Les dermatophytoses sont des infections mycosiques des kératines de la peau et des ongles (l'infection des ongles est appelée teigne unguéale, ou onychomycose). La symptomatologie varie selon l'endroit de l'infection. Le diagnostic repose sur l'aspect clinique et sur l'examen direct sur une lame des squames de la peau par montage humide sous hydroxyde de potassium. Le traitement varie selon le site, mais implique toujours des antimycosiques locaux ou généraux.
La dermatophytose est une infection fongique superficielle courante des tissus kératinisés (peau, cheveux et ongles) causée par des espèces de dermatophytes, notamment Epidermophyton, Microsporum et Trichophyton. D'autres champignons potentiellement pathogènes comprennent les levures (des organismes unicellulaires, p. ex., Candida albicans). Les dermatophytes sont des moisissures (filaments multicellulaires d'organismes) qui nécessitent de la kératine pour leur nutrition et doivent vivre sur la couche cornée, les cheveux ou les ongles pour survivre. Ces derniers diffèrent de la candidose, car ils ne sont jamais invasifs.
La transmission s'effectue soit de façon interhumaine, soit de l'animal à l'homme et, de façon rare, du sol à l'homme. Le micro-organisme peut persister indéfiniment chez les individus infectés. La plupart des personnes ne développent pas de symptômes d'infection clinique; celles qui le font peuvent avoir des réponses altérées des lymphocytes T en raison d'une altération des défenses locales (p. ex., à la suite d'un traumatisme avec compromis vasculaire) ou d'une immunosuppression primaire (héréditaire) ou secondaire (p. ex., diabète, VIH).
Les infections dermatophytiques constituent le groupe d'infections fongiques le plus courant au monde (1).

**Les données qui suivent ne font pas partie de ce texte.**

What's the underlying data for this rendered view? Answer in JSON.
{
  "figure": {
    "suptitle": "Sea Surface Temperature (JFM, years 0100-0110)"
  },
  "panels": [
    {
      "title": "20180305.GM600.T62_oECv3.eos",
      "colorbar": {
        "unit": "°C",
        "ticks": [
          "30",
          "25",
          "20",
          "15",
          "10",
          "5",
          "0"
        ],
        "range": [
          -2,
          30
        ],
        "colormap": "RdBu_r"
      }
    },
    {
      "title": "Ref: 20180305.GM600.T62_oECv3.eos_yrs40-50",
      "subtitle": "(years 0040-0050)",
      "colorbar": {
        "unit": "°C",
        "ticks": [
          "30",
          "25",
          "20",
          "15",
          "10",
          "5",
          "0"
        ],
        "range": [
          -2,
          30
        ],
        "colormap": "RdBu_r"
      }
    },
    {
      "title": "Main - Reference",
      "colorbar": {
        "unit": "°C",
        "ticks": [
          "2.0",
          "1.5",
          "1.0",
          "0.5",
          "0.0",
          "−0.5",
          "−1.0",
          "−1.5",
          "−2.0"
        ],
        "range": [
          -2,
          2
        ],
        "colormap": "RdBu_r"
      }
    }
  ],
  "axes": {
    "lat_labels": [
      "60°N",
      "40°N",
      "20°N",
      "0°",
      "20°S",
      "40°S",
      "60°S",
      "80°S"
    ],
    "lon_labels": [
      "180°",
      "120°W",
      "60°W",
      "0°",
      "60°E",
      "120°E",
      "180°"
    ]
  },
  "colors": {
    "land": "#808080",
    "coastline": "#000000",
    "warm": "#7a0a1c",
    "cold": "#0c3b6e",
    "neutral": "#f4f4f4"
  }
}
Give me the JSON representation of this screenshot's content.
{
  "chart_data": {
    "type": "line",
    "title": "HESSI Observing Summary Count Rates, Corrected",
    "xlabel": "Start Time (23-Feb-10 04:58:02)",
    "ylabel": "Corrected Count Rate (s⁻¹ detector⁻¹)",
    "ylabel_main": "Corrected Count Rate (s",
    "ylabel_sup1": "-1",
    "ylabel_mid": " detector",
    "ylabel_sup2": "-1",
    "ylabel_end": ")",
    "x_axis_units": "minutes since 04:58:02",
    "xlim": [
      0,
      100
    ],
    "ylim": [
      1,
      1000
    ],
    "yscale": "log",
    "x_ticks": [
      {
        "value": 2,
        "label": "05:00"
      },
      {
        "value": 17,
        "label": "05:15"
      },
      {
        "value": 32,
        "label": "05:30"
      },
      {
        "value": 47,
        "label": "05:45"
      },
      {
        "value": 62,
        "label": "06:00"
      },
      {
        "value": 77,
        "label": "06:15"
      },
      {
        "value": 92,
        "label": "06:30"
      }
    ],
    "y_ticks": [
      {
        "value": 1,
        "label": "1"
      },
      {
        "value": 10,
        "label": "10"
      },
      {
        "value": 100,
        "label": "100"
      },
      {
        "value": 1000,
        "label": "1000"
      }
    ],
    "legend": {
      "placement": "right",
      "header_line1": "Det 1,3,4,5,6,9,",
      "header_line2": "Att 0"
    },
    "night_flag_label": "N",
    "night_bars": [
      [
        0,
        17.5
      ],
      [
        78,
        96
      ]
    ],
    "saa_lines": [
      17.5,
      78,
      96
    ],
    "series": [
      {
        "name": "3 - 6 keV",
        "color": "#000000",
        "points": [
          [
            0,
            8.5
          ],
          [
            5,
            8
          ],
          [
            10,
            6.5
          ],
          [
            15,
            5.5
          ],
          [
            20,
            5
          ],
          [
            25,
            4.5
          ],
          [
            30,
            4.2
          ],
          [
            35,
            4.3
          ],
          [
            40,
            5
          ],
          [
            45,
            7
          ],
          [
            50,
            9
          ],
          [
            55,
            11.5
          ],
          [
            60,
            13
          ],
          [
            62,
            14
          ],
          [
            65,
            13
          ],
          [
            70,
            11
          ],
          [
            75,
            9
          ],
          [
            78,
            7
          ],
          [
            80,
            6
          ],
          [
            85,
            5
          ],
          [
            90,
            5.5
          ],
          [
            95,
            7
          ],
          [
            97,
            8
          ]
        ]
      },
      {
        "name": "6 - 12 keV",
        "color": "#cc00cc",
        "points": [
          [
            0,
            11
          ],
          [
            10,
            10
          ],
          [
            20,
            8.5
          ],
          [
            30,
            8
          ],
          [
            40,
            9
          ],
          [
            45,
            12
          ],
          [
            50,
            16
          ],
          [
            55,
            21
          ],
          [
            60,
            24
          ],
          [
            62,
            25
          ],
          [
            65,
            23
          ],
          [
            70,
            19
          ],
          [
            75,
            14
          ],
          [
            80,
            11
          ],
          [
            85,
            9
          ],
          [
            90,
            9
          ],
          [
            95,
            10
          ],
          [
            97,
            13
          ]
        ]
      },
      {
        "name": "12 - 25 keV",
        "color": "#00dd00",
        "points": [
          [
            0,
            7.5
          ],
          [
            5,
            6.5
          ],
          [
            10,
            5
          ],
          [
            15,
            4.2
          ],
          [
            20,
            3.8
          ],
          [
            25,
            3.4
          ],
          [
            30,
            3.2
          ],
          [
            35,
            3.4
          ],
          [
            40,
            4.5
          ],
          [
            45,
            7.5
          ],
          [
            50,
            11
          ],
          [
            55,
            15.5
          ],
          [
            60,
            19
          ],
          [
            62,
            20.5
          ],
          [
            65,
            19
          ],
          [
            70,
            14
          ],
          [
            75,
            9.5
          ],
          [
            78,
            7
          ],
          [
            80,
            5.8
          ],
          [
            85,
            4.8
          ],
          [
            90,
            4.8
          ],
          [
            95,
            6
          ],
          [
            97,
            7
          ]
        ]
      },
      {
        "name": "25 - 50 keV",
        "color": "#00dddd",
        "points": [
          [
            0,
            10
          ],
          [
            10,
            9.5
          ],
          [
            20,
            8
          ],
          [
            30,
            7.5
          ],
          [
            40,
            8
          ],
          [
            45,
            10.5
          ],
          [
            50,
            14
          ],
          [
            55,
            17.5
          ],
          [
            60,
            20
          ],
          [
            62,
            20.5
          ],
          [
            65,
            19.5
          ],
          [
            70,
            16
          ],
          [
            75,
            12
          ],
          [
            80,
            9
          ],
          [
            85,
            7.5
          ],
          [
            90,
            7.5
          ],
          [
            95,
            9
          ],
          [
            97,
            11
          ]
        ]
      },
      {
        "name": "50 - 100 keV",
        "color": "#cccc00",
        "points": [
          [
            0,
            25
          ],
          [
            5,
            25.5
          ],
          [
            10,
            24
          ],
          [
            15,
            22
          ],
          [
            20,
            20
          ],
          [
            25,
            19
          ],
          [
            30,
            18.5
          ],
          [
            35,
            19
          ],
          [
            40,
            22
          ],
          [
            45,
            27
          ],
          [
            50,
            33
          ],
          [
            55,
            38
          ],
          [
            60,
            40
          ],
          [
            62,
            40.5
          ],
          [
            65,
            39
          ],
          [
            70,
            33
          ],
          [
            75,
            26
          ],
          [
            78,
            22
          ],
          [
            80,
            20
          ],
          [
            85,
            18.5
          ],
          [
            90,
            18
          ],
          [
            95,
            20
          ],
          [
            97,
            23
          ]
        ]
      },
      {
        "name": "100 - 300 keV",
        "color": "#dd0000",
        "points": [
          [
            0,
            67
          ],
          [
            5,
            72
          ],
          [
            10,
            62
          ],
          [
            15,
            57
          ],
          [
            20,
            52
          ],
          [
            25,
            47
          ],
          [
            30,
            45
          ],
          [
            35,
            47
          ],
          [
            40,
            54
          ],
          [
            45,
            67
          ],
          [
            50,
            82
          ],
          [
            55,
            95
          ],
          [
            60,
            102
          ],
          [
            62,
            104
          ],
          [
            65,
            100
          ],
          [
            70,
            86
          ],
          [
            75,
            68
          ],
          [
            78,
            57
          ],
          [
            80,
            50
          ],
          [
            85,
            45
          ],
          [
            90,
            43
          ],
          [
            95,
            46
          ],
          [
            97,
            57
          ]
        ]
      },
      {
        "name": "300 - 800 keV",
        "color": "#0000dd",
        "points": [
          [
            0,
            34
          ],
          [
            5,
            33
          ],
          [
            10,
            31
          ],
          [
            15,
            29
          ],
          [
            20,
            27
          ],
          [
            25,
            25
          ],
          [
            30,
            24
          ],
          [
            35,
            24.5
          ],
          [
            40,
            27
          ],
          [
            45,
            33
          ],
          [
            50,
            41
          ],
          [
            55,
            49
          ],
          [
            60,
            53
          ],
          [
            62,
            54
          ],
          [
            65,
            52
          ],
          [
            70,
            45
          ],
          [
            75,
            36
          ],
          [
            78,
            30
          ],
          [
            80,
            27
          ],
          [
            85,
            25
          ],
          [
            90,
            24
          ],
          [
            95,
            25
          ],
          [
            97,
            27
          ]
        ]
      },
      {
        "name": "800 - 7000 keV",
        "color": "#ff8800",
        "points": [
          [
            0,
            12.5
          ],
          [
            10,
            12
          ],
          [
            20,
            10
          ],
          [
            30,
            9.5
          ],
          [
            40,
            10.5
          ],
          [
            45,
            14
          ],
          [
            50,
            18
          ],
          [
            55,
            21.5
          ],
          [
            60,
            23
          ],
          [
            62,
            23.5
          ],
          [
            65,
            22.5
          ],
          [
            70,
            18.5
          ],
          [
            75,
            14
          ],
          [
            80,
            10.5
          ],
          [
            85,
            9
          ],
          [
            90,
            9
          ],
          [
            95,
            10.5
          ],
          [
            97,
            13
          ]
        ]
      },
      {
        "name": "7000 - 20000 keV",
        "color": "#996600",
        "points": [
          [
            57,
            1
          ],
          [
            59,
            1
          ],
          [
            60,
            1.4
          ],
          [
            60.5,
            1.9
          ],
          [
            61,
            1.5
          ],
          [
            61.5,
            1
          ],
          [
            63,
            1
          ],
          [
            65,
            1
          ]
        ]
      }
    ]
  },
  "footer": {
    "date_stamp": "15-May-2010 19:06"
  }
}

Elles sont estimées affecter jusqu'à 25% de la population mondiale, et les infections dermatophytiques résistantes aux antifongiques constituent une préoccupation croissante en matière de santé publique. Les dermatophytoses fréquentes comprennent:
Référence générale
1. Barac A, Stjepanovic M, Krajisnik S, et al. Dermatophytes: Update on Clinical Epidemiology and Treatment. Mycopathologia. 2024;189(6):101. Published 2024 Nov 21. doi:10.1007/s11046-024-00909-3
Symptomatologie des dermatophytoses
La symptomatologie des dermatophytoses est variable selon la localisation (peau, cheveux, ongles). La teigne est nommée en fonction de la partie du corps affectée (p. ex., la teigne des pieds est une infection des pieds, la teigne des plis (de l'aine) est une infection des plis inguinaux/cruraux). La virulence du microrganisme, la susceptibilité de l'hôte et l'hypersensibilité déterminent la gravité de la présentation.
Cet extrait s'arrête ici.